Le Père Fleury continuait d’exercer sa mission, à l’église du village ou au sein d’autres paroisses pour lesquelles il était appelé à célébrer baptêmes, mariages ou enterrements – je l’ai accompagné à beaucoup plus d’enterrements que d’autres cérémonies, mais auprès de lui, je ne parvenais pas à m’attrister : toutes les célébrations étaient pour moi l’occasion d’une jouissance olfactive, d’un feu d’artifices de fragrances desquelles je me délectais, maîtrisant parfois à grand-peine mes gémissements de plaisir devant les couronnes et les bouquets. Mon maître m’autorisait à rester au pied de l’autel, à la condition expresse que je ne perturbe pas l’office, et étant entendu que je participerais à la remise en état de l’église après la sortie des fidèles. Cela n’était pas une corvée pour moi, loin de là, car j’en profitais pour ramasser les fleurs tombées des bouquets ou des coiffes des mariées, et j’en utilisais les restes pour assembler des compositions qui parfumeraient notre intérieur bien après que les cloches s’étaient tues.
J’ai vécu ainsi six années merveilleuses avec lui. Six années de bonheur, de légèreté, et de partage. Car où qu’il aille, il ne m’a jamais laissé. Moi, l’abandonné, je n’ai plus jamais connu la solitude. Moi, le sot, j’ai appris mille secrets. Moi, l’inutile, je l’ai aidé, dans sa vie quotidienne, soulageant son isolement en même temps qu’il me rendait une raison de vivre.

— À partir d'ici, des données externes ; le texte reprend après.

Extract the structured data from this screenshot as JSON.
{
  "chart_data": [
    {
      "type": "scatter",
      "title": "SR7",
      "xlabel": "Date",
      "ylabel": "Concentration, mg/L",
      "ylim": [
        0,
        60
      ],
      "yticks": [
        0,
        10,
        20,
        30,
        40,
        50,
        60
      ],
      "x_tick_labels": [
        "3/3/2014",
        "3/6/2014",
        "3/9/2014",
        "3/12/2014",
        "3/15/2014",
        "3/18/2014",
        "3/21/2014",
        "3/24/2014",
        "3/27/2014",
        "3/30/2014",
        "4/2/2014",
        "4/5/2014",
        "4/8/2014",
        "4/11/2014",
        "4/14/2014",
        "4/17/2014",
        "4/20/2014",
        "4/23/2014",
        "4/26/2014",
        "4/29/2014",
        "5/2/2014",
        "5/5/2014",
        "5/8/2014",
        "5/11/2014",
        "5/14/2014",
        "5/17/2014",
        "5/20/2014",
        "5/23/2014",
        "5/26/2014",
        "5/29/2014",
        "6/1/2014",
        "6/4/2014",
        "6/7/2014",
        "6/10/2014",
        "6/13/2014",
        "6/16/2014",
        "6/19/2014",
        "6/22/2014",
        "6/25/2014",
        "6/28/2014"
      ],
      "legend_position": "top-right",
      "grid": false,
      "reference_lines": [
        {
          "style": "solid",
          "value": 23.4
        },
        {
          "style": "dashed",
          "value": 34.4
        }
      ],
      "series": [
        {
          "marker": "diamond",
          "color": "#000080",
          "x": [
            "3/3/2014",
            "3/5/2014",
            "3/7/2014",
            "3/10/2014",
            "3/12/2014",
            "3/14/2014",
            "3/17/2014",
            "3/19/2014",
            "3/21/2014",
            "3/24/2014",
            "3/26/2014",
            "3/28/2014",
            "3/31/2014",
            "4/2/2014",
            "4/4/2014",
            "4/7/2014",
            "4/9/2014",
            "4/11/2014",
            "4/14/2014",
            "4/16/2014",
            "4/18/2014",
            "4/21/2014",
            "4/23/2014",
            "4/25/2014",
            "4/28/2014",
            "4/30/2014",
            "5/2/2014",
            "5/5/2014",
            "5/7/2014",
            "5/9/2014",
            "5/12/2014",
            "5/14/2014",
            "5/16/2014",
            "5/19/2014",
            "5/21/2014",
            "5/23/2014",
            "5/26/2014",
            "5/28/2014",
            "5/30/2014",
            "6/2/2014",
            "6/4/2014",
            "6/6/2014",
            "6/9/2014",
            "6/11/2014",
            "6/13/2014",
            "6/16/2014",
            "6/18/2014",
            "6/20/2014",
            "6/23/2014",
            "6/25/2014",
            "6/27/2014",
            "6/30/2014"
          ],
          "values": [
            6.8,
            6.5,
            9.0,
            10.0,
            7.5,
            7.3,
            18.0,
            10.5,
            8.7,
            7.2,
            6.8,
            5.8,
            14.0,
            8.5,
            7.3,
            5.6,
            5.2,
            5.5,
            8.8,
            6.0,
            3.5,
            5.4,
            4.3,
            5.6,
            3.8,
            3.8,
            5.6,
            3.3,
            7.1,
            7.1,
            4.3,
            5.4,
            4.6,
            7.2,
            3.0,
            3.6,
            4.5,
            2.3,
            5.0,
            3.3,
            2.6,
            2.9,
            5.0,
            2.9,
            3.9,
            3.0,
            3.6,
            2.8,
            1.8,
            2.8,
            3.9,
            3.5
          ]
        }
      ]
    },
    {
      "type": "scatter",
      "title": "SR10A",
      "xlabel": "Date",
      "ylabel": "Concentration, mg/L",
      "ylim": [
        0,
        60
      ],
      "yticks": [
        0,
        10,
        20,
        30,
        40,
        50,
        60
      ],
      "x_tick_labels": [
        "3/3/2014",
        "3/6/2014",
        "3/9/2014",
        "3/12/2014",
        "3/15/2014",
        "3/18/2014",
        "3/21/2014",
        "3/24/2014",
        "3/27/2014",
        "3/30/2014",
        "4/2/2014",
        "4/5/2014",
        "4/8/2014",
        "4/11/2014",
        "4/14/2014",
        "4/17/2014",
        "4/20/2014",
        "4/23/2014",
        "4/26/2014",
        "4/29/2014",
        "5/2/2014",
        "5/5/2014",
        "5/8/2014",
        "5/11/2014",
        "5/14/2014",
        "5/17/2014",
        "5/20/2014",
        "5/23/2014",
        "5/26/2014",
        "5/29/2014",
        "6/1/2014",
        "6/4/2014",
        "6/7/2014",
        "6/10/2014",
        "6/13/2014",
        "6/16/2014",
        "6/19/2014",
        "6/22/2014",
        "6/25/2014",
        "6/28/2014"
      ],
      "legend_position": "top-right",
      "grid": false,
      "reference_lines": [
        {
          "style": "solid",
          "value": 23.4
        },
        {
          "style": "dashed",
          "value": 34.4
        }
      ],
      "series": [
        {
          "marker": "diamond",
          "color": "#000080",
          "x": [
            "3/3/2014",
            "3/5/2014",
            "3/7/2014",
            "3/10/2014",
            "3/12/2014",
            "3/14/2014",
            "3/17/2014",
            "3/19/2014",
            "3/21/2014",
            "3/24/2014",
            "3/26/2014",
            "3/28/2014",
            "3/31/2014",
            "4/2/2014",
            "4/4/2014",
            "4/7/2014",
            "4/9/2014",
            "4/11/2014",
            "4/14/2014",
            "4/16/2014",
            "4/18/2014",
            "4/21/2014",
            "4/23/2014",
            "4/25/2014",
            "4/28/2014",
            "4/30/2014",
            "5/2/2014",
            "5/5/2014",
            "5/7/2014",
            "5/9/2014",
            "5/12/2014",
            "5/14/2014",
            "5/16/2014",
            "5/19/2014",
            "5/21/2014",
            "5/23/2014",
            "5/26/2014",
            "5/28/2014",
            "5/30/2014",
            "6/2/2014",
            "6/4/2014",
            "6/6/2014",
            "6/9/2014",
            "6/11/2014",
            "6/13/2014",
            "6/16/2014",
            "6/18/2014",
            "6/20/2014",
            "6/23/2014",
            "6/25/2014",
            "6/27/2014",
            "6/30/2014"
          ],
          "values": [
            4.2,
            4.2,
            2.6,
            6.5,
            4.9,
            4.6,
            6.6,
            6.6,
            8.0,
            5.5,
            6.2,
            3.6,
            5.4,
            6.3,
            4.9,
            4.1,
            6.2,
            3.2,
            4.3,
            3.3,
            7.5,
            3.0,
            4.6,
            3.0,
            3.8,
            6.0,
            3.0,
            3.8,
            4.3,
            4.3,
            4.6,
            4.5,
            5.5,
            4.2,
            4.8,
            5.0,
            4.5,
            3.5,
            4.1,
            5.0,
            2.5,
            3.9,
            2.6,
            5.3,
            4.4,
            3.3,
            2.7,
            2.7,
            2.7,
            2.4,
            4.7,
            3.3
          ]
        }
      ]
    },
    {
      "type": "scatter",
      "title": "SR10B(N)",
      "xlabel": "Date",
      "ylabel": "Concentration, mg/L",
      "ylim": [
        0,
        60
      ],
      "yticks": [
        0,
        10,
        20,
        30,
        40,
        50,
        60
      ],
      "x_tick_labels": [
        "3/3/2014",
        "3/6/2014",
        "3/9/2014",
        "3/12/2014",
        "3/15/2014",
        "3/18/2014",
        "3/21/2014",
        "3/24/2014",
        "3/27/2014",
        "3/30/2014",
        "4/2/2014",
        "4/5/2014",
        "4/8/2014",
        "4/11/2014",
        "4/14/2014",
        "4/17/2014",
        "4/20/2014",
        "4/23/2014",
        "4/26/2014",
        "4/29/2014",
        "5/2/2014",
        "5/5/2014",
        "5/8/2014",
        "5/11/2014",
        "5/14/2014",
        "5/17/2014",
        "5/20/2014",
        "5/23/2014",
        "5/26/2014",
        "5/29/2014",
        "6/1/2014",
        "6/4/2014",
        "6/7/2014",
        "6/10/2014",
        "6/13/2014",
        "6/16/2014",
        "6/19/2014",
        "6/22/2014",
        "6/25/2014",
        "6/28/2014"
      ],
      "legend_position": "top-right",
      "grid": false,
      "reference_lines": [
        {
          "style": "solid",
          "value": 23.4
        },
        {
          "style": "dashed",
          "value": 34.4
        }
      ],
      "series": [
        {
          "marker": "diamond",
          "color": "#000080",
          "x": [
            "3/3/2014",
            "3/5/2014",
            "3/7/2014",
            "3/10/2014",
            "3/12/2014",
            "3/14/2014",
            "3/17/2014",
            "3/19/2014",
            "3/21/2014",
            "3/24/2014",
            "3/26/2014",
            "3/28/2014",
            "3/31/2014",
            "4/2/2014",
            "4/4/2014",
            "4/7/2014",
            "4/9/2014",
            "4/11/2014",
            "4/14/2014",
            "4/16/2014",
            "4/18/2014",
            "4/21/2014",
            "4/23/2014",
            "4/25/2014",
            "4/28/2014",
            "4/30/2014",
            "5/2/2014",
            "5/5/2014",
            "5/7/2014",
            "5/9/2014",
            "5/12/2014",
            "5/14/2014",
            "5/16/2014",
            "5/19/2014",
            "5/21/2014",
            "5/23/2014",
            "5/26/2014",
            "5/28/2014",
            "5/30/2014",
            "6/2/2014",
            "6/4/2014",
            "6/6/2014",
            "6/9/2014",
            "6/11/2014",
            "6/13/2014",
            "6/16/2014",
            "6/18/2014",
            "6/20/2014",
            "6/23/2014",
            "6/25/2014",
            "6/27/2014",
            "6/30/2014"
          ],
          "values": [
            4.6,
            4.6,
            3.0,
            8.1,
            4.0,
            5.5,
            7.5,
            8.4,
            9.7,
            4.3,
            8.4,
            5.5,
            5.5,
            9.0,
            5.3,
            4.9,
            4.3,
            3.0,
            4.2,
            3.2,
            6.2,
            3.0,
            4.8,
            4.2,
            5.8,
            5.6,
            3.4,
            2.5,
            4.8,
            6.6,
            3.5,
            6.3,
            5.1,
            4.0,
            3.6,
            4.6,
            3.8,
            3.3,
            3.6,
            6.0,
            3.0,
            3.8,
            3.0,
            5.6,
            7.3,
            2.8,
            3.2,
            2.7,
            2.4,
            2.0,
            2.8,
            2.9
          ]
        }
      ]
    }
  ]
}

Auprès de lui et grâce à lui, mon ami, mon maître bien avant Dieu, j’ai trouvé ma place.
En rentrant de notre balade, ce matin, il s’est senti mal, et est allé s’allonger. Il n’a pas bougé de toute la journée.
Je lui ai apporté quelques branches garnies de cerises que j’étais allé casser au fond du jardin, mais il n’y a pas touché.
Ce soir, il a fermé les yeux, et son souffle s’est éteint.
Alors, je suis sorti. Vite, avant que ne tombe le jour.
J’ai parcouru nos chemins, nos sentiers, nos forêts, ramassant partout où je les trouvais ses fleurs préférées, les plus colorées, les plus parfumées, les plus vivantes, et les rapportant à la maison, où je les ai déposées sur son corps. Six fois, sept fois, je ne sais plus vraiment, je suis ressorti, courant à perdre haleine, luttant contre la nuit qui s’annonçait, revenant chargé d’une moisson toujours plus belle dont je recouvrais son corps, ne laissant plus apparaître que son visage, serein, apaisé.
Je crois que j’ai terminé. Je dépose la dernière branche de lilas blanc.
Je m’étends auprès de lui. Je reprends mon souffle.
Maintenant, je vais sucer les tiges de ciguë et les baies de belladone que j’ai rapportées.
Et puis, j’attendrai que l’on vienne nous chercher.